Not only will the app give answers to maths problems, it will show how the question is worked out and take the “fear” out of maths.
Pat Harrison, director of 14-19 learning at Bolton College, said: “As one of the core subjects here at the college, there is a strong emphasis on maths and I’m in no doubt that this app is going to inject some fun into what is a stereotypically dry subject.
“By helping to improve maths skills through day-to-day problem solving, we hope it will encourage the study of maths at a higher level, providing adults with greater confidence in their numerical skills at home and at work, while giving young people a vital grounding as they embark on their career. Maths is a fundamental skill that employers expect their staff to have a good grasp of, regardless of their profession. That’s why we embed the subject, as well as English, into all our programmes.

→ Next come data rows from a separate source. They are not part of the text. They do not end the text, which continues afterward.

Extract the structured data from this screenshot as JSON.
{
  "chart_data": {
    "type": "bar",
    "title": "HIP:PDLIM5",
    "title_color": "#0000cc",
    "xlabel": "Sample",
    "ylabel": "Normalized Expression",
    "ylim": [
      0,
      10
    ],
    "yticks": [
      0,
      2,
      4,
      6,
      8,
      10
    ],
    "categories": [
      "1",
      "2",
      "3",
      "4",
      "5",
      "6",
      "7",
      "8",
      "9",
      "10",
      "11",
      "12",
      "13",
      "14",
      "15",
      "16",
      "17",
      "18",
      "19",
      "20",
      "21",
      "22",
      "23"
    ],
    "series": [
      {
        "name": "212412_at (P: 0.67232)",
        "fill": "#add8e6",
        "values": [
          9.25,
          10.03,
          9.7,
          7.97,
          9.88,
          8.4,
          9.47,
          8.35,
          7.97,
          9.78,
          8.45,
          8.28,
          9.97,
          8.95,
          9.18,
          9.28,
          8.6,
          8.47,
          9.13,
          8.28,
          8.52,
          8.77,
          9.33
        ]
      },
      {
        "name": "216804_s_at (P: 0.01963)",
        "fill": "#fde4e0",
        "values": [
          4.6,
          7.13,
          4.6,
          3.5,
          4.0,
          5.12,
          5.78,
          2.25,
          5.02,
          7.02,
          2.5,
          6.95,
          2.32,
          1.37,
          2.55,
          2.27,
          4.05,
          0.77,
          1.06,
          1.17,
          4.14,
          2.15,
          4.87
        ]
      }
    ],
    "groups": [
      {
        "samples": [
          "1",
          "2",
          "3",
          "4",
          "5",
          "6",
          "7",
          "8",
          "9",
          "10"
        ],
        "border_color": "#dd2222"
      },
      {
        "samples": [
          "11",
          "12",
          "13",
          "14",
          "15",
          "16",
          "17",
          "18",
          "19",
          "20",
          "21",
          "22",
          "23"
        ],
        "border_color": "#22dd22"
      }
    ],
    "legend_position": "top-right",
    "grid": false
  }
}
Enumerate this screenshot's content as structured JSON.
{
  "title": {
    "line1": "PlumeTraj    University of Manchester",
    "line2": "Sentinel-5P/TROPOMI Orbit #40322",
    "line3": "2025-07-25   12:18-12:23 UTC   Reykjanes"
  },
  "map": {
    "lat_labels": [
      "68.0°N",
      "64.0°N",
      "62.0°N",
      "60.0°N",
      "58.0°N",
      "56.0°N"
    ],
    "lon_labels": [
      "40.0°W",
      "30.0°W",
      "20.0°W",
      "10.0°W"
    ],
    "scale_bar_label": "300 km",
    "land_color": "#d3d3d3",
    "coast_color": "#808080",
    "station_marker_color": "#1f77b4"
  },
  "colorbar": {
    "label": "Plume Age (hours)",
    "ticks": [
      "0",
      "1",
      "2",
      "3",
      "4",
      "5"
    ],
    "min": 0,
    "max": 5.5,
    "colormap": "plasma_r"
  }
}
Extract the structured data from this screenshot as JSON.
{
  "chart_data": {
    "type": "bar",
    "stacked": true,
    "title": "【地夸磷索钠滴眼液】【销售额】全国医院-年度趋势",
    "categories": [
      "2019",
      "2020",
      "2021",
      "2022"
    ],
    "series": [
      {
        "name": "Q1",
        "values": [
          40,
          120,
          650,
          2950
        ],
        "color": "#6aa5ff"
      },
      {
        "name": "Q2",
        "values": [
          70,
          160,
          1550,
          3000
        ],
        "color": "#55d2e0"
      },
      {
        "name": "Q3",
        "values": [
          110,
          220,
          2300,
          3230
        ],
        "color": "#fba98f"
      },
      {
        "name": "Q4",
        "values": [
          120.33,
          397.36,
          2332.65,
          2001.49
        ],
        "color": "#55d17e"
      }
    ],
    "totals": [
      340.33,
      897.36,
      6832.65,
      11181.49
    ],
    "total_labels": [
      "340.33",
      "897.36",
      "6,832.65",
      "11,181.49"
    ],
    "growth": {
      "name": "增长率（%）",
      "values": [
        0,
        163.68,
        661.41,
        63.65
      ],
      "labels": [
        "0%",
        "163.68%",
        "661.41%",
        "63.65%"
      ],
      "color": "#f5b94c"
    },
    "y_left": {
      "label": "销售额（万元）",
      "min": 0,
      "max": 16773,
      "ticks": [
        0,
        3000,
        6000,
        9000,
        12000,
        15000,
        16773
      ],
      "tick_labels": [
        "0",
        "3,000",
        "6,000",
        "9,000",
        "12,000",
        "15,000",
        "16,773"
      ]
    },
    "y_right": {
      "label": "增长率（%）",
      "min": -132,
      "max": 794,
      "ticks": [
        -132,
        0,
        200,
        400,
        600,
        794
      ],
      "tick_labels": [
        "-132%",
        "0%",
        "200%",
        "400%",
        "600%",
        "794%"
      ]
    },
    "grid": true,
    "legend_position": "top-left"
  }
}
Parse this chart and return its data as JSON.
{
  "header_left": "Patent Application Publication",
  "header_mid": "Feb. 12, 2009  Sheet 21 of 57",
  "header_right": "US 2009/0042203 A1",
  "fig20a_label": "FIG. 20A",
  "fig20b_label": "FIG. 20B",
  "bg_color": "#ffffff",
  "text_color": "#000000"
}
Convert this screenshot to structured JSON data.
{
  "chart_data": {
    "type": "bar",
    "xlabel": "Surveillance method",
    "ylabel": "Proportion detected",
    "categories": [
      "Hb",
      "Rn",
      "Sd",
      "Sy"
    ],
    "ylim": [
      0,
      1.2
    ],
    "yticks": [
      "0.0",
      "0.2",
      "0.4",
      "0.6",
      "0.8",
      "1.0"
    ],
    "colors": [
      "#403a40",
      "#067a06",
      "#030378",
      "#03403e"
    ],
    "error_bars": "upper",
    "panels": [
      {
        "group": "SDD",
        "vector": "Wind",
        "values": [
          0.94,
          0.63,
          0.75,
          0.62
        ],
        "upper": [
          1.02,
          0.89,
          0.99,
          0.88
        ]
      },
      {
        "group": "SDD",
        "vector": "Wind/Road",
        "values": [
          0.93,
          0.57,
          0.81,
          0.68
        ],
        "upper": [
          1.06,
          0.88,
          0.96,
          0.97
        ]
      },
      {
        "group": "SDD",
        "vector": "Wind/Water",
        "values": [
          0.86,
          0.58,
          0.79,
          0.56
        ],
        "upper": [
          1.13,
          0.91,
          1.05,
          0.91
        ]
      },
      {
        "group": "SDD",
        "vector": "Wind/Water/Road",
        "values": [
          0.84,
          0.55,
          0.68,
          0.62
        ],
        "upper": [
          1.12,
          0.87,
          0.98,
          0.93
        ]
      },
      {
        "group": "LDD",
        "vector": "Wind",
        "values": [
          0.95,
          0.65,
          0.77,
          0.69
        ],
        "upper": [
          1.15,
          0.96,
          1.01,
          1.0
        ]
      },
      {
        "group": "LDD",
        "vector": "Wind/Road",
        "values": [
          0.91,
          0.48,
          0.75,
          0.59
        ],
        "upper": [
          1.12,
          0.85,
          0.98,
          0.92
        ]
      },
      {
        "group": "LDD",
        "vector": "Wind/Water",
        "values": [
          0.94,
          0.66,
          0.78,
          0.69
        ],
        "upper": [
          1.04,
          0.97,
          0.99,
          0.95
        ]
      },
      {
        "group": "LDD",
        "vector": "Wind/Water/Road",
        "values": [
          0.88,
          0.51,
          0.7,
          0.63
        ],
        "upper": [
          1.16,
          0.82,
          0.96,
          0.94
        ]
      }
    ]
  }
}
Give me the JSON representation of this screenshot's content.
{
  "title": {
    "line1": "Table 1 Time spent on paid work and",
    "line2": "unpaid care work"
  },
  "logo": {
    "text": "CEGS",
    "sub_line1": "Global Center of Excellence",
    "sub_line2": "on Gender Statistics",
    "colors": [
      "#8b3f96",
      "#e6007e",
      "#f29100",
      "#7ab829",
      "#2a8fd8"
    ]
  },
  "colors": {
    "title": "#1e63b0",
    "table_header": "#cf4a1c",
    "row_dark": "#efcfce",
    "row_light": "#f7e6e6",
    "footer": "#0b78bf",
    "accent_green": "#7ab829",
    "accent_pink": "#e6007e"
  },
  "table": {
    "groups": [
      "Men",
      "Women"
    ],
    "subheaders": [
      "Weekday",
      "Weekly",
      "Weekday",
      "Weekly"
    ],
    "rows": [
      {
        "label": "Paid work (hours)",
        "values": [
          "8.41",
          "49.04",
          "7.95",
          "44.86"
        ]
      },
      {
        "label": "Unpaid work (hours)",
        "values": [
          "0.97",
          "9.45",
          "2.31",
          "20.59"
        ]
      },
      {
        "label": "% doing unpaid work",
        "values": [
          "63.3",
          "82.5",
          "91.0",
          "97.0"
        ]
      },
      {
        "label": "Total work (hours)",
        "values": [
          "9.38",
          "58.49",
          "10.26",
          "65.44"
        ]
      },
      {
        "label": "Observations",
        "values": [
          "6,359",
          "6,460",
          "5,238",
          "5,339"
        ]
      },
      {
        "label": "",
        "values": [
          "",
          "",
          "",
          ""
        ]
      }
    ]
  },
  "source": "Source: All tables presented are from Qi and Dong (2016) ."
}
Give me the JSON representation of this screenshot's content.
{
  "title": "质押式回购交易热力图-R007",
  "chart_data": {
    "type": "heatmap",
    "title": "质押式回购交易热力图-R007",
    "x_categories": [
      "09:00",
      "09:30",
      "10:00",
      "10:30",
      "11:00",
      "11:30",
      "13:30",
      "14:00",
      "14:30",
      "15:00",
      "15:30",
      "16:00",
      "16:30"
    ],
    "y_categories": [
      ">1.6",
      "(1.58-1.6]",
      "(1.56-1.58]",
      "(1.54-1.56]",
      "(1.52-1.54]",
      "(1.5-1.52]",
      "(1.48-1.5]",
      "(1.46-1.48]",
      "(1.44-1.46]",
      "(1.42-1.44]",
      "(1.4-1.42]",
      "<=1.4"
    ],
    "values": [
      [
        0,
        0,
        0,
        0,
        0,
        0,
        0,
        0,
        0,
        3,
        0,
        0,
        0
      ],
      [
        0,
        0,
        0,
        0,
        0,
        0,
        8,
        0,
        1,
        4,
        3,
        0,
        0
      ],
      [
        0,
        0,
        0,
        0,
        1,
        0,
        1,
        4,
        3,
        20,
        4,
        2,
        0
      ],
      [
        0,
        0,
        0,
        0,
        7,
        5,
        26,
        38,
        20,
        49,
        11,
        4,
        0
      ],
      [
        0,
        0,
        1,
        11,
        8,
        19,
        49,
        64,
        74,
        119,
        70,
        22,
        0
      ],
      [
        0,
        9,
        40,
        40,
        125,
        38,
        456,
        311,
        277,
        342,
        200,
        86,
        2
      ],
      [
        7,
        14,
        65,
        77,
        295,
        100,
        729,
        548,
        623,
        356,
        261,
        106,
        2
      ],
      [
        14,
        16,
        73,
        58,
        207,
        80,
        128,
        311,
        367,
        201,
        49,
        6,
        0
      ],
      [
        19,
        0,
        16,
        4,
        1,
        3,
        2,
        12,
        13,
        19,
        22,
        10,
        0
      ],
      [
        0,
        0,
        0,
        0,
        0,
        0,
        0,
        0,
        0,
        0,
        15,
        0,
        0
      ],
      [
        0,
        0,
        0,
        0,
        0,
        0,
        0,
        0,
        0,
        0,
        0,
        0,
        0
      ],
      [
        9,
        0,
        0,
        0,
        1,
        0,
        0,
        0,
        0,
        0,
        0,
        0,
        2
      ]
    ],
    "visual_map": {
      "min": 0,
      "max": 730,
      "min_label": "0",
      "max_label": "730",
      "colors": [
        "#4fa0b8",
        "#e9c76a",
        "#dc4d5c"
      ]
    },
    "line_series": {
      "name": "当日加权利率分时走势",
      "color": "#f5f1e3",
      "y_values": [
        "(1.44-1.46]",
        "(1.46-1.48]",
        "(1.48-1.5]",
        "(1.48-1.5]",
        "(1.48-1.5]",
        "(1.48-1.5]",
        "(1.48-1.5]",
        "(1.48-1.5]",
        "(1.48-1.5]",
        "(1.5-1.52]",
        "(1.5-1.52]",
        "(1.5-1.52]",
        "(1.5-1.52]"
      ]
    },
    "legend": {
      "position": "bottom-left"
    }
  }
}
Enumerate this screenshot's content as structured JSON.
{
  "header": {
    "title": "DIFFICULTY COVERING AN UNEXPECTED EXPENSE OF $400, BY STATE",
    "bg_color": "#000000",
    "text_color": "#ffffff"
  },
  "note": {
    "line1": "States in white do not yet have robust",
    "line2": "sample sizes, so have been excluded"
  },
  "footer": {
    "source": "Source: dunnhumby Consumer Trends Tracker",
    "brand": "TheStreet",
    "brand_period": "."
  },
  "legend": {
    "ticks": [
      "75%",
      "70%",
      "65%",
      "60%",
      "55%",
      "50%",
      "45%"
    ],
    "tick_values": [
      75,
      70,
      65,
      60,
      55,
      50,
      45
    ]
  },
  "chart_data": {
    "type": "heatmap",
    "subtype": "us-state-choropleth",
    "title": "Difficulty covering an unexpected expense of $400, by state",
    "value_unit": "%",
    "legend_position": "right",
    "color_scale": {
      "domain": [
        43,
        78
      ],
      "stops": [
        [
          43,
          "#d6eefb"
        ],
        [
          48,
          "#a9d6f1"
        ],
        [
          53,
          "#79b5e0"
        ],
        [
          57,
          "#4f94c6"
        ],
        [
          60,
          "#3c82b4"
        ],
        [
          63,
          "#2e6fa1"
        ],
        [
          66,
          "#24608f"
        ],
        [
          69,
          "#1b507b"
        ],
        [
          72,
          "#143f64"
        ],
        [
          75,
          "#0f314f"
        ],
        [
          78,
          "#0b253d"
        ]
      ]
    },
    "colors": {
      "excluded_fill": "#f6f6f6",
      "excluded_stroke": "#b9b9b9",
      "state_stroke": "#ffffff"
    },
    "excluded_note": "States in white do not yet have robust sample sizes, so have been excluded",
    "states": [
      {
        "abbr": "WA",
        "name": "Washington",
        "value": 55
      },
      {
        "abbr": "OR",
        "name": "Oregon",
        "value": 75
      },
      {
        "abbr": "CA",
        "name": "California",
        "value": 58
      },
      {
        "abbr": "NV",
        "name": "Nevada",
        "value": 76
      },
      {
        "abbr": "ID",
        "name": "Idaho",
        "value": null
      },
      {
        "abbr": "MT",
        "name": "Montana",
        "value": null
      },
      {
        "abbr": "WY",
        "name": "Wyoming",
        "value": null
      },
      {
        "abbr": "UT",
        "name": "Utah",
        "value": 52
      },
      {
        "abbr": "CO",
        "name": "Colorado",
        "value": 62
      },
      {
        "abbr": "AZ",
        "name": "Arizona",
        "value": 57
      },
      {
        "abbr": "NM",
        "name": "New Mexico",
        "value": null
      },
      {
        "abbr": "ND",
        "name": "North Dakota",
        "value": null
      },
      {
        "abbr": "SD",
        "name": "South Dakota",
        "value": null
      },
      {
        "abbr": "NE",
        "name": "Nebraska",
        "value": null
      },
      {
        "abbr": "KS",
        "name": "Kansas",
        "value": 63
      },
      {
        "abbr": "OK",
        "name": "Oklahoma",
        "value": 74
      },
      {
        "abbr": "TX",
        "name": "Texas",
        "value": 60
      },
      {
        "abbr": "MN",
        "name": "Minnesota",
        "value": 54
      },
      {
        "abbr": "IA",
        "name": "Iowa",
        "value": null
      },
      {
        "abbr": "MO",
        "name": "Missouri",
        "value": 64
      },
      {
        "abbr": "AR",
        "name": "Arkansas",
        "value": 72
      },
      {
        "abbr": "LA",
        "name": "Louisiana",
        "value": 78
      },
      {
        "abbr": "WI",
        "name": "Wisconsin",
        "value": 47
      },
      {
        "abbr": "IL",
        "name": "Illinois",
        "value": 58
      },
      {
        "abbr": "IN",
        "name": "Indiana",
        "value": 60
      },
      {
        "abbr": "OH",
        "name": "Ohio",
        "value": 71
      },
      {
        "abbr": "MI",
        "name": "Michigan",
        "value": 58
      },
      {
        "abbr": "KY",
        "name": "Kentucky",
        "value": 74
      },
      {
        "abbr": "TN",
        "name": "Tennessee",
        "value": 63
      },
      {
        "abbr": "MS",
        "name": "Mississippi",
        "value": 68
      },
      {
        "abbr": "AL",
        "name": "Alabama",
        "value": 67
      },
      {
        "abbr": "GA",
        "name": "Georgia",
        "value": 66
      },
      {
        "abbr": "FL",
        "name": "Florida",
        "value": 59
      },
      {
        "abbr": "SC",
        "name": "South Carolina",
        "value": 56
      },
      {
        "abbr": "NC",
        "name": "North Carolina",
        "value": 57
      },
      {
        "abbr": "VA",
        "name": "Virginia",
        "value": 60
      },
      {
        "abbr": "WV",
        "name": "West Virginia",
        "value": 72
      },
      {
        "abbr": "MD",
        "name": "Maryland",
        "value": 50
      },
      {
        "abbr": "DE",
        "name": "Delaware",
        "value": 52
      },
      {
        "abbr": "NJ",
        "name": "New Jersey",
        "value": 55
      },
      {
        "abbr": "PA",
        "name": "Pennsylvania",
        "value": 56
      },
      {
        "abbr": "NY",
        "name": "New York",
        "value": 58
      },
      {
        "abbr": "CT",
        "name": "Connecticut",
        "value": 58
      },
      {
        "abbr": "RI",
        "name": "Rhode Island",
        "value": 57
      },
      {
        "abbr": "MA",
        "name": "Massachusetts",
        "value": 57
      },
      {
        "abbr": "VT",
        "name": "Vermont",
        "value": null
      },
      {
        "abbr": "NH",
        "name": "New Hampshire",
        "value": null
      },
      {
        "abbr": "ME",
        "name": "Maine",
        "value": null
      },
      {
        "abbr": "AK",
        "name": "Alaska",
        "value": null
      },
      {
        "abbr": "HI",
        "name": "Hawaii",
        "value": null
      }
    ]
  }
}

“This ensures that all learners understand their relevance and can see first-hand how the skills they’re acquiring will help them in their future careers.”
Bruce Thomas, director of modern English, said: “We’re very proud to have created an innovative and exciting piece of educational software.”
Carol Taylor, director of development and research at NIACE, said: “Maths crops up many times each and every day, everywhere, in everyone’s life. And far too many adults find everyday maths tasks — from budgeting and sharing the bill after a meal to getting the best deal when shopping or banking — challenging.
“People see maths as something very intelligent people ‘do’.
“They don’t see maths as an essential set of skills for work, family and health. We want to engage people through showing how everyone uses maths every day. It’s also vital to show that it can be fun, save you money and that it’s not something to be scared of.”